As such, Halfsies marks a declarative and daring step forward in both narrative writing and songcraft. No says she spent the last few years writing songs that tried to make sense of difficult moments from her past, moments she’s not quite ready to talk about in public, that she had blocked out for years — moments of “pain without a referent,” as she sings on the opening title track.

No wrote many of the album’s songs during a particularly rough stretch in 2020. No was stuck at home and isolated in New York, strung out from a new clinical drug trial she was trying to manage her depression that “turned her into a zombie” for the better part of a year. One song they wrote during that period, “Babylon,” was written from a place of not being sure “what, if anything, the future would be.”

At first, Halfsies appears to be as stylistically fractured as the memories themselves: The 11 tracks include Nineties alt-rock, piano ballads, stately waltzes, country weepers, and atmospheric indie-folk. No couldn’t at first understand how all the emotional memories and stories contained in those disparate songs fit together. She was having a hard time understanding what the album was even about, only that it was digging up private feelings that needed to be shared. But just as the record’s many genres all coalesce into No’s own careful, coherent sound, she’s come to realize that the seemingly disparate stories she found herself telling all fit together. 

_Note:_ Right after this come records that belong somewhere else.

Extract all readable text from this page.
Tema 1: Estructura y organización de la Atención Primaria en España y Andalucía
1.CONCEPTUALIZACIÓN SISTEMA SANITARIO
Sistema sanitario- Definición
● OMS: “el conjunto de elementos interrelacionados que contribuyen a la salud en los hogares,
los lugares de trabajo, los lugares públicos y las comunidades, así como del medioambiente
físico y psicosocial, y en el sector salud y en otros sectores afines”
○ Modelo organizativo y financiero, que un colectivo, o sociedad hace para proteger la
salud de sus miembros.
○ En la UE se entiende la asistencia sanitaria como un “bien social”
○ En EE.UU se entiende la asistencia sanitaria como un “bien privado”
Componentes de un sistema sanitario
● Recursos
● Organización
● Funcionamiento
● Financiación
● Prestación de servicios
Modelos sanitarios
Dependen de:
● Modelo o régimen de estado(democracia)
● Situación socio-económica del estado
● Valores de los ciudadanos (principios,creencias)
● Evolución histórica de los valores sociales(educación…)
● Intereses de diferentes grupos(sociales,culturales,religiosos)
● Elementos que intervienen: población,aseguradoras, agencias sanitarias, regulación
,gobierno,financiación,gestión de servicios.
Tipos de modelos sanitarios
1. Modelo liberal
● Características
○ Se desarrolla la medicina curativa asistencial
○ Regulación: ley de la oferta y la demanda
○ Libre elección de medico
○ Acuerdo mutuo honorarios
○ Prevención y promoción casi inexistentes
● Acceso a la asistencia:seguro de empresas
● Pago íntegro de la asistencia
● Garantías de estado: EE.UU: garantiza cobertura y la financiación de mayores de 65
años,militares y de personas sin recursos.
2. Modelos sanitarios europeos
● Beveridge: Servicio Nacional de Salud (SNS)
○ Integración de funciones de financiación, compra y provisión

“I’ve been on a trippy journey,” she says. “I didn’t know what this album was about until I started doing trauma therapy, which is how I’ve started to construct my sense of identity and piece together parts of my life that felt really compartmentalized. The memory blackouts, all these things that felt like they didn’t fit together… After the album was recorded, it finally came to me: This album is about me trying to get free and trying to come back from the dead.”